Call Center Resources for Deep Dives
There will be times when problems arise that aren’t quite as easy to diagnose as measuring a data point against a KPI. In those situations, a call center manager must dive deeper to diagnose the underlying problem.
This is when bigger categories of data, like call transcripts and recordings, become invaluable.
But proceed with caution. The adage “less is more” is very applicable here. Diving too deep into too many pools of data can create a situation where you lose sight of why you’re swimming in the first place.
And while hot technology tools like AI and machine learning can quickly gather and parse large amounts of data to provide insights, they aren’t always the answer.

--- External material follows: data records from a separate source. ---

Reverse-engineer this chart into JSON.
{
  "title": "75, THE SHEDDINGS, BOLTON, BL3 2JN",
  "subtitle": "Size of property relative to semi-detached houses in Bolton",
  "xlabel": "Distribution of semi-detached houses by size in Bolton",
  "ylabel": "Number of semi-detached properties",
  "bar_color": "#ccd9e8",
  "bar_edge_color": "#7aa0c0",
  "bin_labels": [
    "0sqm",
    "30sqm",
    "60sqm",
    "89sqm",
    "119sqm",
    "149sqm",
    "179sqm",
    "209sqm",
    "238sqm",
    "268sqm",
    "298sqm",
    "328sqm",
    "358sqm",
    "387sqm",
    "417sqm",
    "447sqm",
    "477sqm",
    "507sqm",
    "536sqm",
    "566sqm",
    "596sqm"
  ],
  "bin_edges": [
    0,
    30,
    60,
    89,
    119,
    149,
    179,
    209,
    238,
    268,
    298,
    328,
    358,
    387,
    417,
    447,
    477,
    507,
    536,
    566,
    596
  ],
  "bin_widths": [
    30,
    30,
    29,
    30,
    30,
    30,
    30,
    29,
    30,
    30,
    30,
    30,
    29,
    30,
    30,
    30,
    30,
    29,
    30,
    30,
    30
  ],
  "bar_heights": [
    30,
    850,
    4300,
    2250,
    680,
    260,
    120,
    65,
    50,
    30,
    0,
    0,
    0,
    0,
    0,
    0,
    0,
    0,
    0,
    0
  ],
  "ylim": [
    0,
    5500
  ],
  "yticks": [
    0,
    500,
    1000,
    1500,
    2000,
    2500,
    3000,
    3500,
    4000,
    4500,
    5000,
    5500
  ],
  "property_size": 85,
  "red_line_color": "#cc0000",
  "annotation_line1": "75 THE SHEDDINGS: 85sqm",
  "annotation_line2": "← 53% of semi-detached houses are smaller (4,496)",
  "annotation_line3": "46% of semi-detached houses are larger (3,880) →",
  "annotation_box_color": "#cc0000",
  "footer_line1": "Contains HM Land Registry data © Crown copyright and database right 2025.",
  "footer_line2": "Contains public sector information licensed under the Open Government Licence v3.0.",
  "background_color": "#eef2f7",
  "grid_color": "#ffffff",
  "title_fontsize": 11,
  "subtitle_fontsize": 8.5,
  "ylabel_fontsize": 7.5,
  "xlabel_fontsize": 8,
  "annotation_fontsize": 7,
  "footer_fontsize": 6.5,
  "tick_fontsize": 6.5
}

Speech and text analytics tools incorporate this technology and are great at identifying broader trends. They aren’t so great at understanding nuance.
Sometimes, listening to ten customer calls from start to finish will give you more insights on how to improve your call center than the latest, greatest technology. It is usually the raw, unedited data that is the real gold.
Reading through the actual text of calls between your call center agents and customers can reveal nuances that technology tools simply cannot reveal. Whether you have a concern that relates to a single agent or a broader problem about a product or service, reading transcripts from a number of actual calls can reveal a lot.
You can then take that knowledge and formulate plans to resolve your concerns.
Listening to the back-and-forth audio conversation between your call center agents and customers will reveal more than reading a text transcript of the same call. Voice tone, pitch, and speaking patterns cannot be captured in a transcript.
When you listen to a conversation, you hear the meaning behind the words. This is invaluable when trying to figure out a problem that isn’t spelled out in a transcript.
Be sure to keep an eye on third-party review sites like G2, Trustpilot, and Google. There are many such sites out there, some more industry-focused than others. Customers love to leave reviews about their good and bad experiences with a company.
If you see a problem arising, you can often find it mentioned and trending on these sites. Interactions between customers and call center agents happen to be one of the biggest things noted in many reviews, both good and bad.
You don’t need to read these review sites every single day. But browsing them periodically will give you honest insights you won’t find elsewhere.